Por que usamos cura por infravermelho em sensores de hidrogênio
Ao construir sensores de hidrogênio, estamos lidando com um equilíbrio delicado entre calor e temperatura. É preciso ajustar os adesivos e polímeros condutores corretamente, mas se exagerarmos no calor, o elemento sensor será danificado. É como andar em uma corda bamba.
Por isso, optamos pela cura por infravermelho. Em vez de aquecer um forno gigantesco, o infravermelho atua diretamente sobre o material. Isso é mais eficiente, rápido e está alinhado com a tendência de produção sem uso de chumbo.

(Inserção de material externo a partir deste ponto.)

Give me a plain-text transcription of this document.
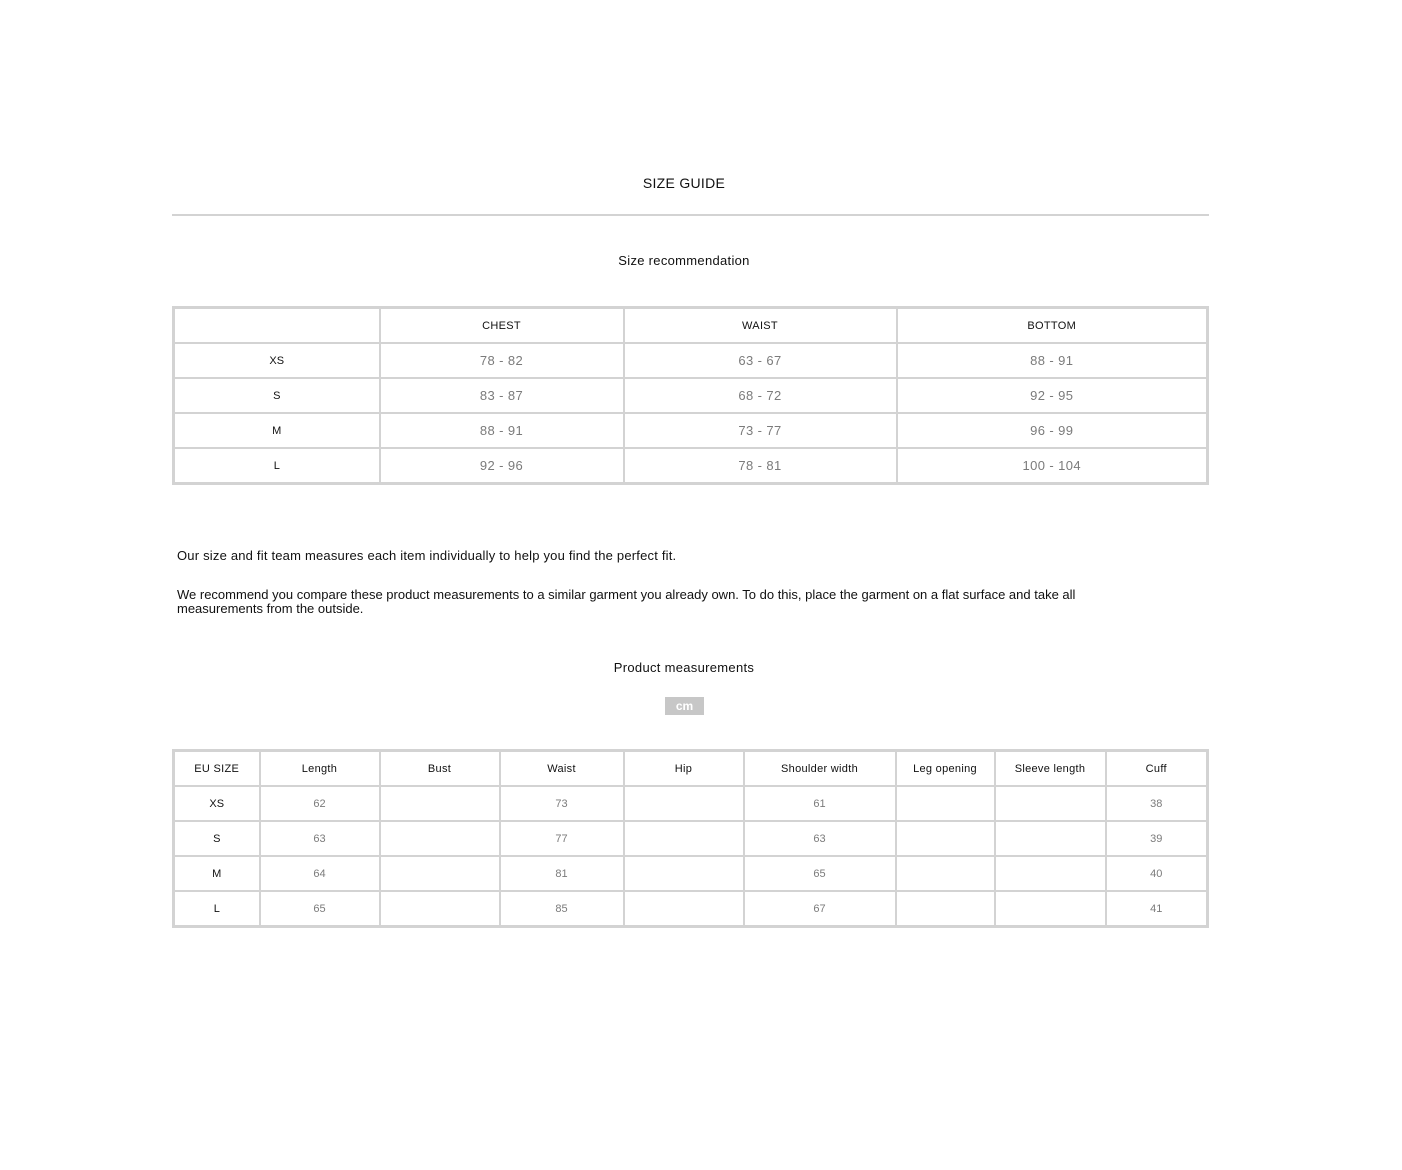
SIZE GUIDE
Size recommendation
	CHEST	WAIST	BOTTOM
XS	78 - 82	63 - 67	88 - 91
S	83 - 87	68 - 72	92 - 95
M	88 - 91	73 - 77	96 - 99
L	92 - 96	78 - 81	100 - 104
Our size and fit team measures each item individually to help you find the perfect fit.
We recommend you compare these product measurements to a similar garment you already own. To do this, place the garment on a flat surface and take all measurements from the outside.
Product measurements
cm
EU SIZE	Length	Bust	Waist	Hip	Shoulder width	Leg opening	Sleeve length	Cuff
XS	62		73		61			38
S	63		77		63			39
M	64		81		65			40
L	65		85		67			41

Infravermelho vs. Fornos Tradicionais
Pense em um forno convencional a ar quente. É preciso muita energia para aquecer o ar e as paredes metálicas do forno. É um desperdício.
O infravermelho é diferente. Ele utiliza radiação eletromagnética para fazer as moléculas presentes no revestimento do sensor se moverem. Isso acontece quase instantaneamente. Há um tempo de aquecimento muito menor, e o equipamento ocupa menos espaço.
Mas o maior benefício é que não há mais deformações no material. Como o calor é direcionado com precisão, não há estresse térmico que possa danificar os substratos finos.
Lidando com padrões sem chumbo
A indústria está finalmente abandonando soldas à base de chumbo e solventes perigosos. Mas há um problema: as alternativas sem chumbo são exigentes. Geralmente, precisam de temperaturas mais altas ou de um “intervalo térmico” específico para se unirem corretamente.
Com o infravermelho, podemos alcançar essas temperaturas exatas sem danificar os componentes ao redor. Além disso, podemos evitar o uso de solventes cheios de VOCs, que eram necessários para acelerar a secagem do material.
A parte complicada
O infravermelho não é uma solução mágica. É preciso ter cuidado.
A cor e a espessura do material mudam tudo. Se o revestimento for muito refletivo, as ondas infravermelhas simplesmente se refletem, deixando áreas não curadas.
É preciso escolher a frequência de onda certa – curta ou média – para adequá-la ao polímero utilizado. Se errarmos, podemos danificar a superfície enquanto o interior ainda está úmido. É preciso algum ajuste, mas, uma vez feito corretamente, fica fácil.